Let $G$ be a graph with order $n ≥ 2$. Prove that $G$ satisfies $(a)$ if and only if it satisfies $(b)$.
$(a)$ for any pair of distinct vertices $u, v$ of $G$, there exists at least one $(u, v)$-path in $G$;
$(b)$ for any partition ${X, Y }$ of $V (G)$ into two non-empty parts $X, Y$ , there exists at least one edge $e = xy$ of $G$ such that $x ∈ X$ and $y ∈ Y$.
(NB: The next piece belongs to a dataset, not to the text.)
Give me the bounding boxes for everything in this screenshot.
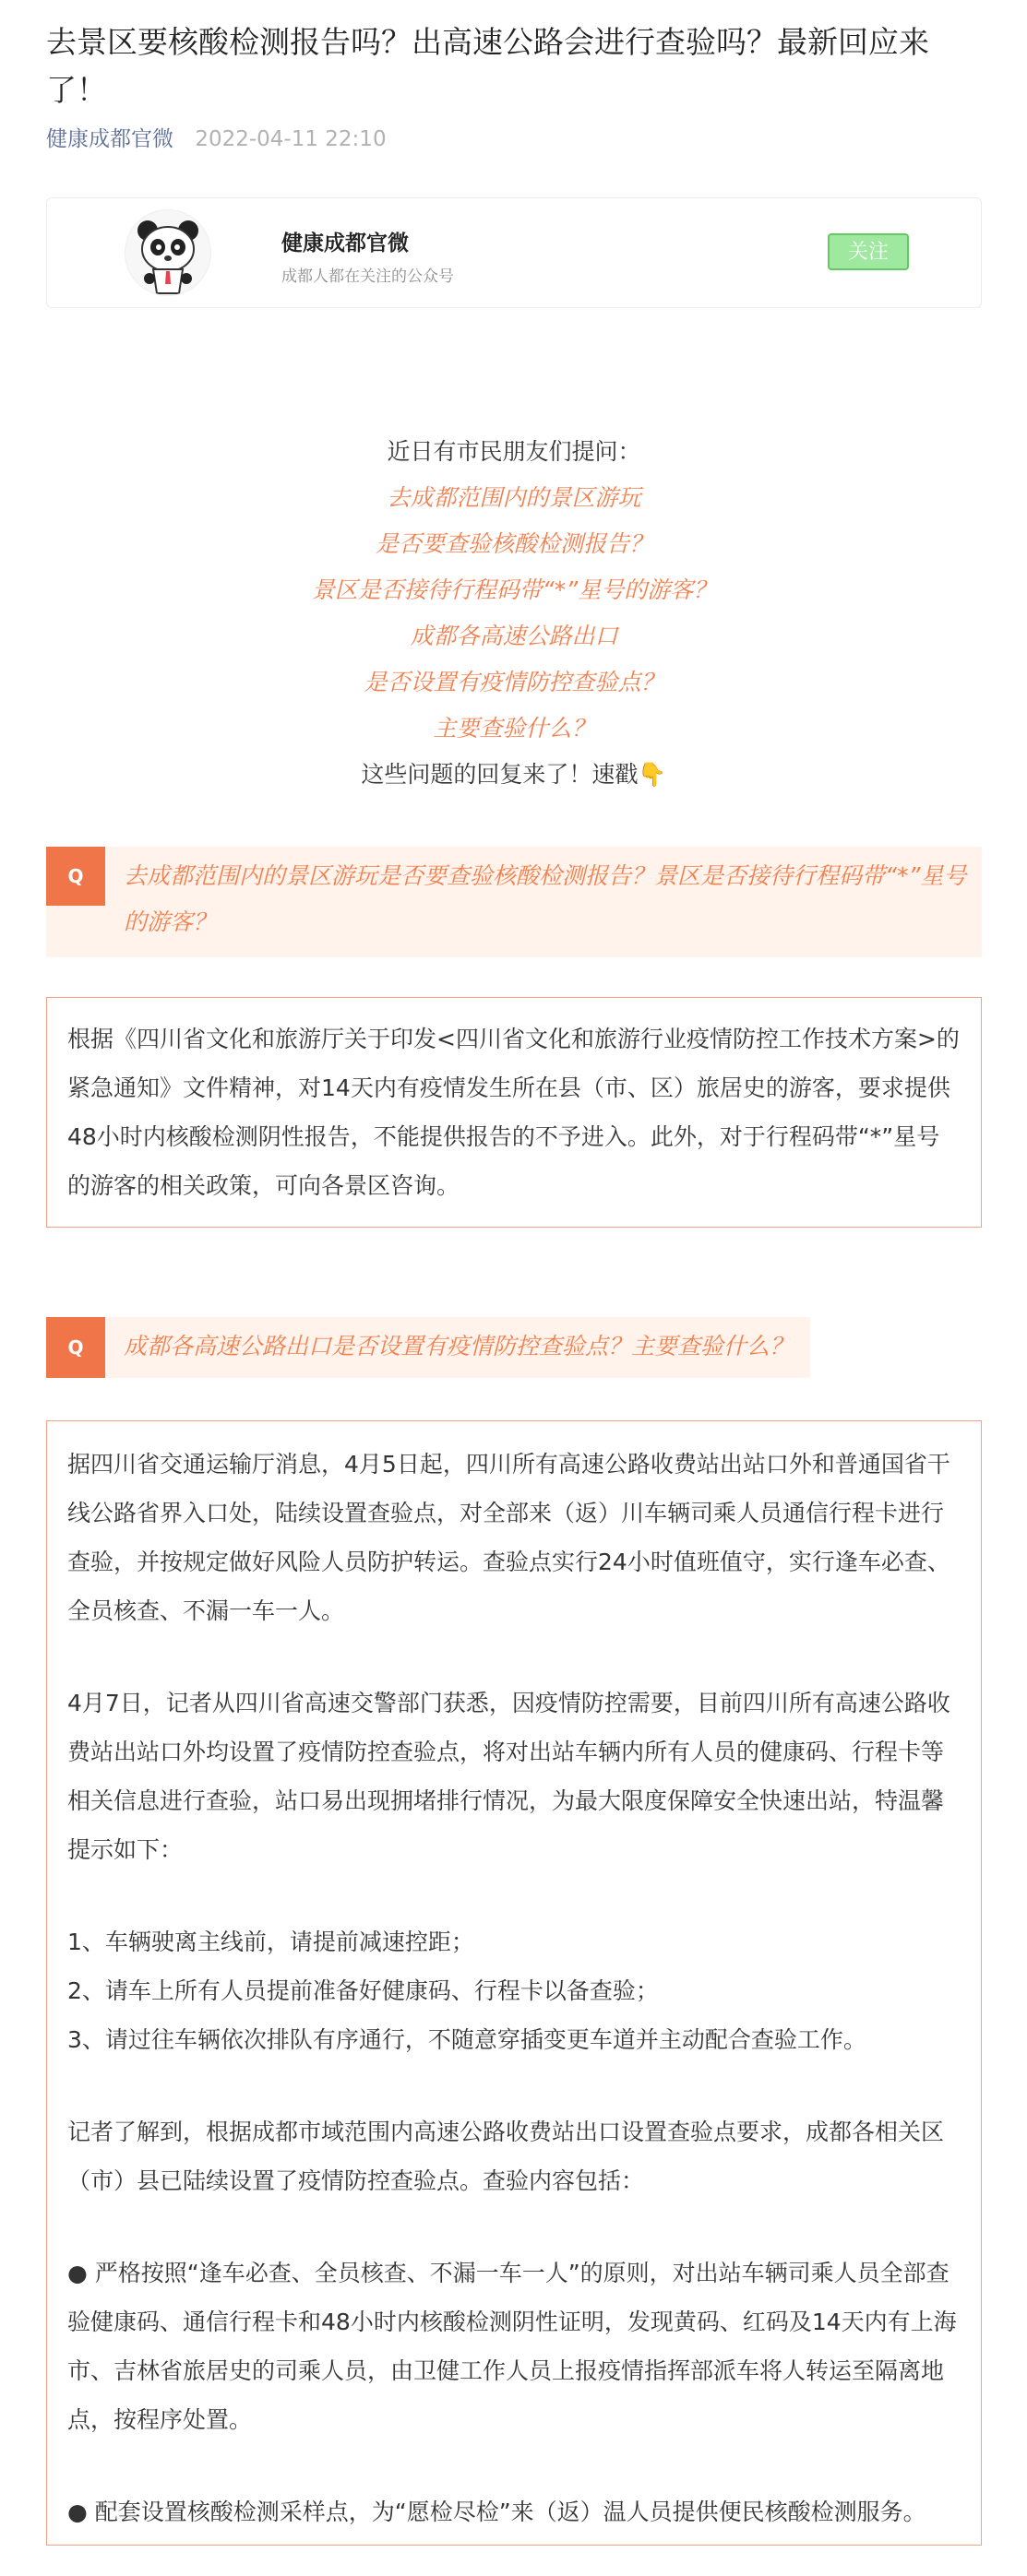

This is quite easy to understand intuitively but I'm having trouble trying to prove it, particularly proving $(b) \implies (a)$. Here's my approach to $(a) \implies (b)$:
Suppose $(a)$ is true, then $G$ is a connected graph. Let $X$ and $Y$ be $2$ non-empty partitions of $V(G)$. Suppose there is no such $e=xy$ of $G$ such that $x ∈ X$ and $y ∈ Y$. This means $G$ is disconnected which is a contradiction. So there exists at least one edge $e = xy$ of $G$ such that $x ∈ X$ and $y ∈ Y$.
I'm new to graph theory and proofs as such in general. I would really appreciate some feedback on the attempt above and some help with proving $(b) \implies (a)$. Thanks
You made use of the word "connected" all too quickly. We have to get hold of this notion first. Call two vertices $u$,$v\in V$ equivalent if there is an edge path in $G$ connecting $u$ and $v$.
Make sure that this is indeed an equivalence relation on the set $V$ of vertices of $G$. How many equivalence classes can there be if (b) holds?